To download the cites please run:

`
moai_gscites  --hunabku_server http://127.0.1.1:8080 --proxy_apikey xxxxxxxx  --max_threads 5  --max_tries 2  --db la --max_papers 10000
`

**Where**:
* http://127.0.1.1:8080 is the Hunabku server
* xxxxxxxx is the apikey from scraper api
* N (--max_threads option) the number of threads depents of the plan that you buy in scraper api
* M number of cites to dowload, depends of the number of apicalls that you buy in scrapper api.

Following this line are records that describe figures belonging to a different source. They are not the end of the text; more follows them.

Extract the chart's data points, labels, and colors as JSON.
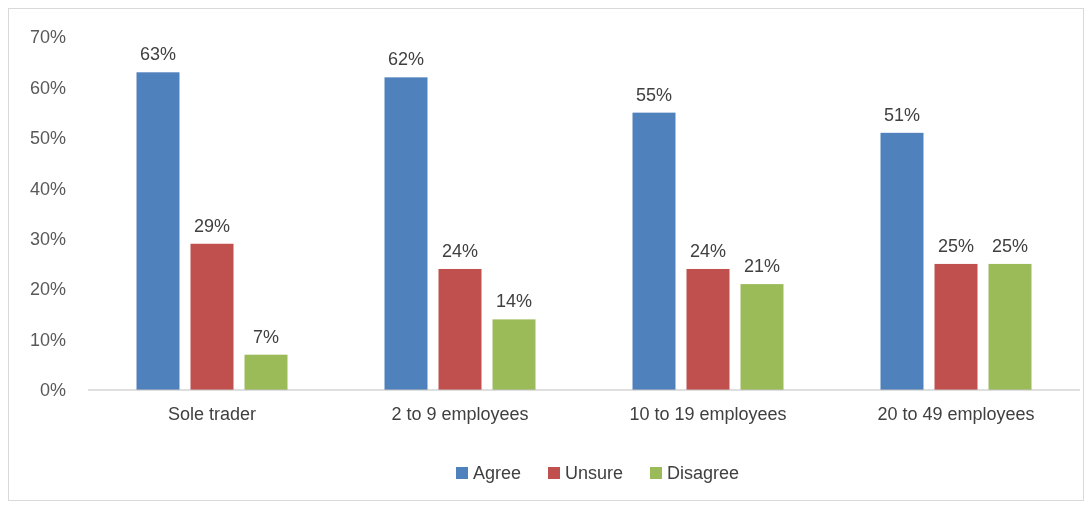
{
  "chart_data": {
    "type": "bar",
    "categories": [
      "Sole trader",
      "2 to 9 employees",
      "10 to 19 employees",
      "20 to 49 employees"
    ],
    "series": [
      {
        "name": "Agree",
        "color": "#4f81bd",
        "values": [
          63,
          62,
          55,
          51
        ],
        "value_labels": [
          "63%",
          "62%",
          "55%",
          "51%"
        ]
      },
      {
        "name": "Unsure",
        "color": "#c0504d",
        "values": [
          29,
          24,
          24,
          25
        ],
        "value_labels": [
          "29%",
          "24%",
          "24%",
          "25%"
        ]
      },
      {
        "name": "Disagree",
        "color": "#9bbb59",
        "values": [
          7,
          14,
          21,
          25
        ],
        "value_labels": [
          "7%",
          "14%",
          "21%",
          "25%"
        ]
      }
    ],
    "ylim": [
      0,
      70
    ],
    "yticks": [
      {
        "value": 0,
        "label": "0%"
      },
      {
        "value": 10,
        "label": "10%"
      },
      {
        "value": 20,
        "label": "20%"
      },
      {
        "value": 30,
        "label": "30%"
      },
      {
        "value": 40,
        "label": "40%"
      },
      {
        "value": 50,
        "label": "50%"
      },
      {
        "value": 60,
        "label": "60%"
      },
      {
        "value": 70,
        "label": "70%"
      }
    ],
    "grid": false,
    "legend": "bottom"
  }
}
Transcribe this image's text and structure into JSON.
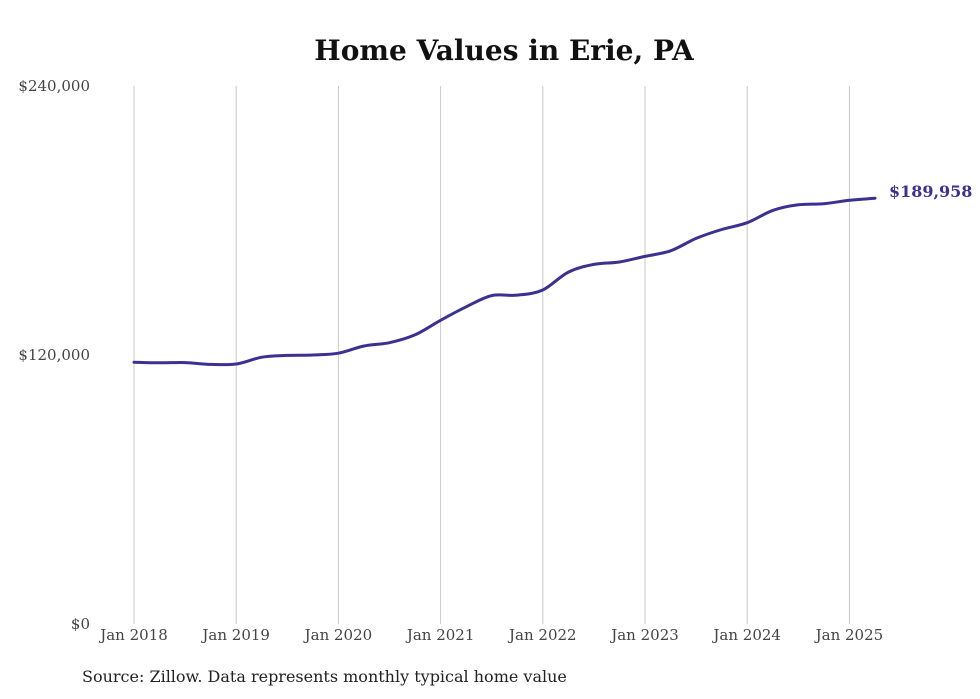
{
  "chart_data": {
    "type": "line",
    "title": "Home Values in Erie, PA",
    "xlabel": "",
    "ylabel": "",
    "ylim": [
      0,
      240000
    ],
    "y_ticks": [
      0,
      120000,
      240000
    ],
    "y_tick_labels": [
      "$0",
      "$120,000",
      "$240,000"
    ],
    "x_ticks": [
      "2018-01",
      "2019-01",
      "2020-01",
      "2021-01",
      "2022-01",
      "2023-01",
      "2024-01",
      "2025-01"
    ],
    "x_tick_labels": [
      "Jan 2018",
      "Jan 2019",
      "Jan 2020",
      "Jan 2021",
      "Jan 2022",
      "Jan 2023",
      "Jan 2024",
      "Jan 2025"
    ],
    "xlim": [
      "2018-01",
      "2025-04"
    ],
    "grid": "vertical",
    "line_color": "#3b3190",
    "series": [
      {
        "values": [
          [
            "2018-01",
            116800
          ],
          [
            "2018-04",
            116500
          ],
          [
            "2018-07",
            116600
          ],
          [
            "2018-10",
            115800
          ],
          [
            "2019-01",
            116000
          ],
          [
            "2019-04",
            119000
          ],
          [
            "2019-07",
            119800
          ],
          [
            "2019-10",
            120000
          ],
          [
            "2020-01",
            120800
          ],
          [
            "2020-04",
            124000
          ],
          [
            "2020-07",
            125500
          ],
          [
            "2020-10",
            129000
          ],
          [
            "2021-01",
            135500
          ],
          [
            "2021-04",
            141500
          ],
          [
            "2021-07",
            146500
          ],
          [
            "2021-10",
            146700
          ],
          [
            "2022-01",
            149000
          ],
          [
            "2022-04",
            157000
          ],
          [
            "2022-07",
            160400
          ],
          [
            "2022-10",
            161500
          ],
          [
            "2023-01",
            164000
          ],
          [
            "2023-04",
            166500
          ],
          [
            "2023-07",
            172000
          ],
          [
            "2023-10",
            176000
          ],
          [
            "2024-01",
            179000
          ],
          [
            "2024-04",
            184500
          ],
          [
            "2024-07",
            187000
          ],
          [
            "2024-10",
            187500
          ],
          [
            "2025-01",
            189000
          ],
          [
            "2025-04",
            189958
          ]
        ]
      }
    ],
    "end_label": "$189,958"
  },
  "source_text": "Source: Zillow. Data represents monthly typical home value"
}
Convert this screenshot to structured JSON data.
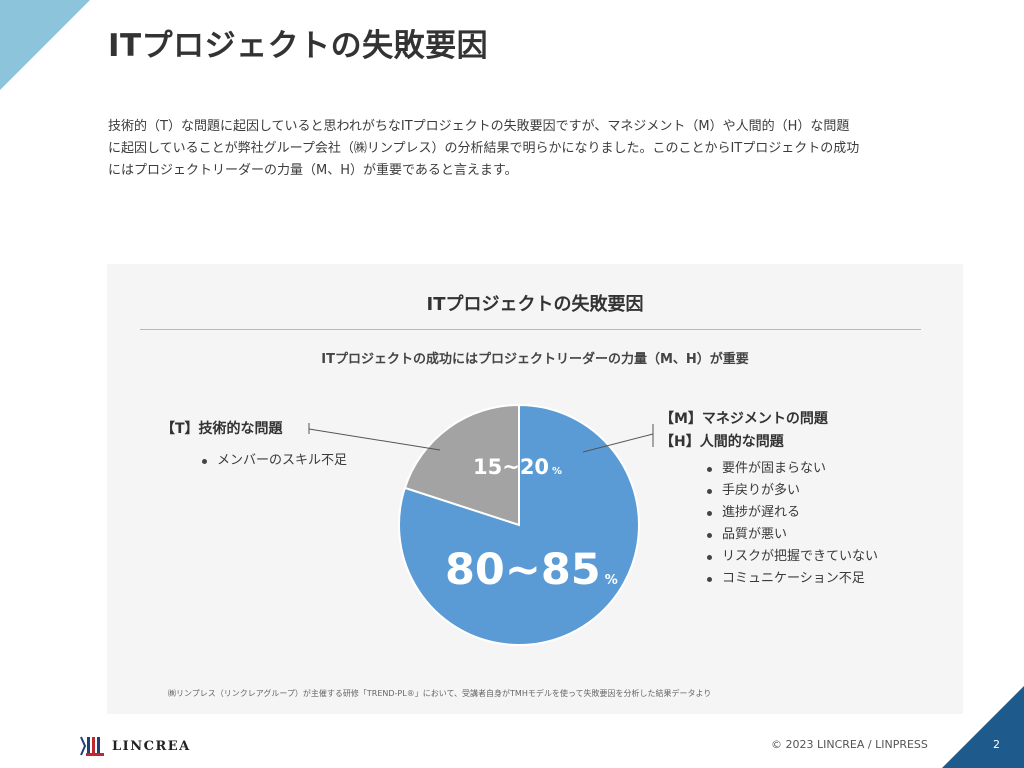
{
  "header": {
    "title": "ITプロジェクトの失敗要因"
  },
  "intro": {
    "lines": [
      "技術的（T）な問題に起因していると思われがちなITプロジェクトの失敗要因ですが、マネジメント（M）や人間的（H）な問題",
      "に起因していることが弊社グループ会社（㈱リンプレス）の分析結果で明らかになりました。このことからITプロジェクトの成功",
      "にはプロジェクトリーダーの力量（M、H）が重要であると言えます。"
    ]
  },
  "chart_data": {
    "type": "pie",
    "title": "ITプロジェクトの失敗要因",
    "subtitle": "ITプロジェクトの成功にはプロジェクトリーダーの力量（M、H）が重要",
    "slices": [
      {
        "label": "【T】技術的な問題",
        "value": 20,
        "display_value": "15~20",
        "unit": "%",
        "color": "#a3a3a3",
        "items": [
          "メンバーのスキル不足"
        ]
      },
      {
        "label": "【M】マネジメントの問題 / 【H】人間的な問題",
        "value": 80,
        "display_value": "80~85",
        "unit": "%",
        "color": "#5b9bd5",
        "items": [
          "要件が固まらない",
          "手戻りが多い",
          "進捗が遅れる",
          "品質が悪い",
          "リスクが把握できていない",
          "コミュニケーション不足"
        ]
      }
    ],
    "legend": {
      "left_heading": "【T】技術的な問題",
      "right_headings": [
        "【M】マネジメントの問題",
        "【H】人間的な問題"
      ]
    },
    "footnote": "㈱リンプレス（リンクレアグループ）が主催する研修「TREND-PL®」において、受講者自身がTMHモデルを使って失敗要因を分析した結果データより"
  },
  "footer": {
    "logo_text": "LINCREA",
    "copyright": "© 2023 LINCREA  / LINPRESS",
    "page_number": "2"
  }
}
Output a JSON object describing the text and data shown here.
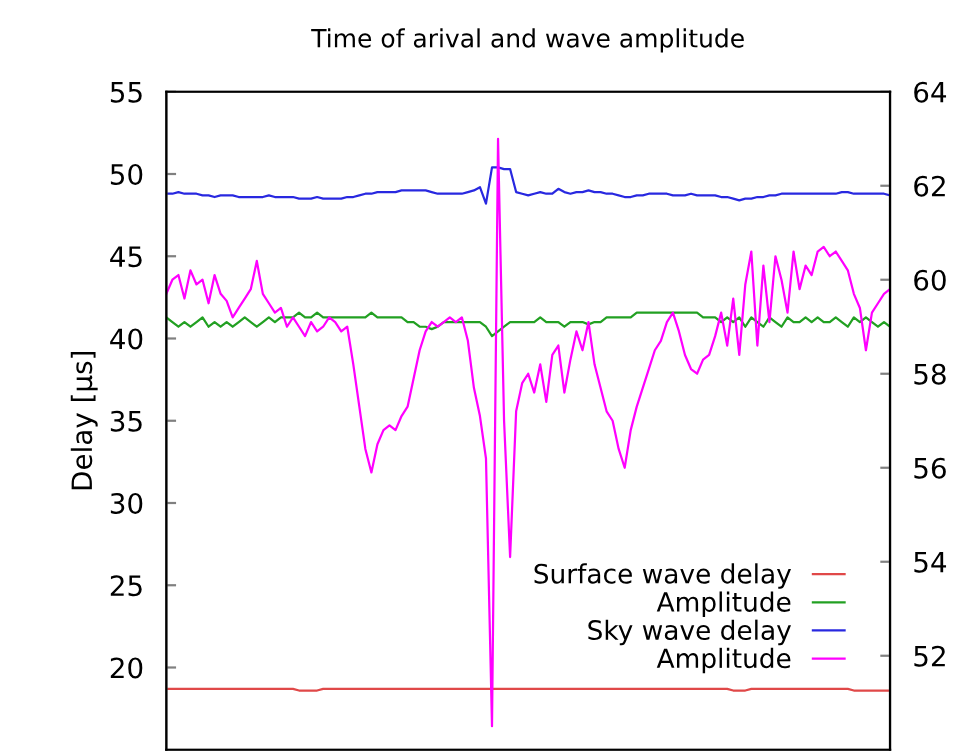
{
  "chart_data": {
    "type": "line",
    "title": "Time of arival and wave amplitude",
    "ylabel": "Delay [µs]",
    "categories": [
      null,
      null,
      null,
      null,
      null,
      null,
      null,
      null,
      null,
      null,
      null,
      null,
      null,
      null,
      null,
      null,
      null,
      null,
      null,
      null,
      null,
      null,
      null,
      null,
      null,
      null,
      null,
      null,
      null,
      null,
      null,
      null,
      null,
      null,
      null,
      null,
      null,
      null,
      null,
      null,
      null,
      null,
      null,
      null,
      null,
      null,
      null,
      null,
      null,
      null,
      null,
      null,
      null,
      null,
      null,
      null,
      null,
      null,
      null,
      null,
      null,
      null,
      null,
      null,
      null,
      null,
      null,
      null,
      null,
      null,
      null,
      null,
      null,
      null,
      null,
      null,
      null,
      null,
      null,
      null,
      null,
      null,
      null,
      null,
      null,
      null,
      null,
      null,
      null,
      null,
      null,
      null,
      null,
      null,
      null,
      null,
      null,
      null,
      null,
      null,
      null,
      null,
      null,
      null,
      null,
      null,
      null,
      null,
      null,
      null,
      null,
      null,
      null,
      null,
      null,
      null,
      null,
      null,
      null,
      null,
      null
    ],
    "ylim": [
      15,
      55
    ],
    "yticks": [
      20,
      25,
      30,
      35,
      40,
      45,
      50,
      55
    ],
    "y2lim": [
      50,
      64
    ],
    "y2ticks": [
      52,
      54,
      56,
      58,
      60,
      62,
      64
    ],
    "legend": "bottom right",
    "grid": false,
    "series": [
      {
        "name": "Surface wave delay",
        "color": "#e04848",
        "values": [
          18.7,
          18.7,
          18.7,
          18.7,
          18.7,
          18.7,
          18.7,
          18.7,
          18.7,
          18.7,
          18.7,
          18.7,
          18.7,
          18.7,
          18.7,
          18.7,
          18.7,
          18.7,
          18.7,
          18.7,
          18.7,
          18.7,
          18.6,
          18.6,
          18.6,
          18.6,
          18.7,
          18.7,
          18.7,
          18.7,
          18.7,
          18.7,
          18.7,
          18.7,
          18.7,
          18.7,
          18.7,
          18.7,
          18.7,
          18.7,
          18.7,
          18.7,
          18.7,
          18.7,
          18.7,
          18.7,
          18.7,
          18.7,
          18.7,
          18.7,
          18.7,
          18.7,
          18.7,
          18.7,
          18.7,
          18.7,
          18.7,
          18.7,
          18.7,
          18.7,
          18.7,
          18.7,
          18.7,
          18.7,
          18.7,
          18.7,
          18.7,
          18.7,
          18.7,
          18.7,
          18.7,
          18.7,
          18.7,
          18.7,
          18.7,
          18.7,
          18.7,
          18.7,
          18.7,
          18.7,
          18.7,
          18.7,
          18.7,
          18.7,
          18.7,
          18.7,
          18.7,
          18.7,
          18.7,
          18.7,
          18.7,
          18.7,
          18.7,
          18.7,
          18.6,
          18.6,
          18.6,
          18.7,
          18.7,
          18.7,
          18.7,
          18.7,
          18.7,
          18.7,
          18.7,
          18.7,
          18.7,
          18.7,
          18.7,
          18.7,
          18.7,
          18.7,
          18.7,
          18.7,
          18.6,
          18.6,
          18.6,
          18.6,
          18.6,
          18.6,
          18.6
        ]
      },
      {
        "name": "Amplitude",
        "color": "#22a022",
        "axis": "y2",
        "values": [
          59.2,
          59.1,
          59.0,
          59.1,
          59.0,
          59.1,
          59.2,
          59.0,
          59.1,
          59.0,
          59.1,
          59.0,
          59.1,
          59.2,
          59.1,
          59.0,
          59.1,
          59.2,
          59.1,
          59.2,
          59.2,
          59.2,
          59.3,
          59.2,
          59.2,
          59.3,
          59.2,
          59.2,
          59.2,
          59.2,
          59.2,
          59.2,
          59.2,
          59.2,
          59.3,
          59.2,
          59.2,
          59.2,
          59.2,
          59.2,
          59.1,
          59.1,
          59.0,
          59.0,
          58.95,
          59.0,
          59.1,
          59.1,
          59.1,
          59.1,
          59.1,
          59.1,
          59.1,
          59.0,
          58.8,
          58.9,
          59.0,
          59.1,
          59.1,
          59.1,
          59.1,
          59.1,
          59.2,
          59.1,
          59.1,
          59.1,
          59.0,
          59.1,
          59.1,
          59.1,
          59.05,
          59.1,
          59.1,
          59.2,
          59.2,
          59.2,
          59.2,
          59.2,
          59.3,
          59.3,
          59.3,
          59.3,
          59.3,
          59.3,
          59.3,
          59.3,
          59.3,
          59.3,
          59.3,
          59.2,
          59.2,
          59.2,
          59.1,
          59.2,
          59.1,
          59.2,
          59.0,
          59.2,
          59.1,
          59.0,
          59.2,
          59.1,
          59.0,
          59.2,
          59.1,
          59.1,
          59.2,
          59.1,
          59.2,
          59.1,
          59.1,
          59.2,
          59.1,
          59.0,
          59.2,
          59.1,
          59.2,
          59.1,
          59.0,
          59.1,
          59.0
        ]
      },
      {
        "name": "Sky wave delay",
        "color": "#2828e0",
        "values": [
          48.8,
          48.8,
          48.9,
          48.8,
          48.8,
          48.8,
          48.7,
          48.7,
          48.6,
          48.7,
          48.7,
          48.7,
          48.6,
          48.6,
          48.6,
          48.6,
          48.6,
          48.7,
          48.6,
          48.6,
          48.6,
          48.6,
          48.5,
          48.5,
          48.5,
          48.6,
          48.5,
          48.5,
          48.5,
          48.5,
          48.6,
          48.6,
          48.7,
          48.8,
          48.8,
          48.9,
          48.9,
          48.9,
          48.9,
          49.0,
          49.0,
          49.0,
          49.0,
          49.0,
          48.9,
          48.8,
          48.8,
          48.8,
          48.8,
          48.8,
          48.9,
          49.0,
          49.2,
          48.2,
          50.4,
          50.4,
          50.3,
          50.3,
          48.9,
          48.8,
          48.7,
          48.8,
          48.9,
          48.8,
          48.8,
          49.1,
          48.9,
          48.8,
          48.9,
          48.9,
          49.0,
          48.9,
          48.9,
          48.8,
          48.8,
          48.7,
          48.6,
          48.6,
          48.7,
          48.7,
          48.8,
          48.8,
          48.8,
          48.8,
          48.7,
          48.7,
          48.7,
          48.8,
          48.7,
          48.7,
          48.7,
          48.7,
          48.6,
          48.6,
          48.5,
          48.4,
          48.5,
          48.5,
          48.6,
          48.6,
          48.7,
          48.7,
          48.8,
          48.8,
          48.8,
          48.8,
          48.8,
          48.8,
          48.8,
          48.8,
          48.8,
          48.8,
          48.9,
          48.9,
          48.8,
          48.8,
          48.8,
          48.8,
          48.8,
          48.8,
          48.7
        ]
      },
      {
        "name": "Amplitude",
        "color": "#ff00ff",
        "axis": "y2",
        "values": [
          59.7,
          60.0,
          60.1,
          59.6,
          60.2,
          59.9,
          60.0,
          59.5,
          60.1,
          59.7,
          59.55,
          59.2,
          59.4,
          59.6,
          59.8,
          60.4,
          59.7,
          59.5,
          59.3,
          59.4,
          59.0,
          59.2,
          59.0,
          58.8,
          59.1,
          58.9,
          59.0,
          59.2,
          59.1,
          58.9,
          59.0,
          58.2,
          57.3,
          56.4,
          55.9,
          56.5,
          56.8,
          56.9,
          56.8,
          57.1,
          57.3,
          57.9,
          58.5,
          58.9,
          59.1,
          59.0,
          59.1,
          59.2,
          59.1,
          59.2,
          58.7,
          57.7,
          57.1,
          56.2,
          50.5,
          63.0,
          57.0,
          54.1,
          57.2,
          57.8,
          58.0,
          57.6,
          58.2,
          57.4,
          58.4,
          58.6,
          57.6,
          58.3,
          58.9,
          58.5,
          59.1,
          58.2,
          57.7,
          57.2,
          57.0,
          56.4,
          56.0,
          56.8,
          57.3,
          57.7,
          58.1,
          58.5,
          58.7,
          59.1,
          59.3,
          58.9,
          58.4,
          58.1,
          58.0,
          58.3,
          58.4,
          58.8,
          59.3,
          58.6,
          59.6,
          58.4,
          59.9,
          60.6,
          58.6,
          60.3,
          59.1,
          60.5,
          60.0,
          59.3,
          60.6,
          59.8,
          60.3,
          60.1,
          60.6,
          60.7,
          60.5,
          60.6,
          60.4,
          60.2,
          59.7,
          59.4,
          58.5,
          59.3,
          59.5,
          59.7,
          59.8
        ]
      }
    ]
  }
}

Every cites requires two calls, if you buy 1000000 calls you can to download max 500000 cites.


## Summary:

In [11]:
import getpass

In [12]:
api_key=getpass.getpass()

 ································


In [14]:
summary=f'''
#Creates db.data collection
mongoimport --db la --collection data --file sample.json --jsonArray 

#Creates db.stage collection
moai_gslookup --hunabku_server http://10.0.0.8:8080 --proxy_api {api_key} --max_threads 1 --max_papers 2 --db la --max_tries 2

#Creates db.cache_cites collection
moai_gscites  --hunabku_server http://10.0.0.8:8080 --proxy_apikey {api_key} --db la --create_cache

#Creates db.stage collection
moai_gscites  --hunabku_server http://10.0.0.8:8080 --proxy_apikey {api_key}  --max_threads 5  --max_tries 2  --db la --max_papers 10000
'''

In [None]:
print(summary)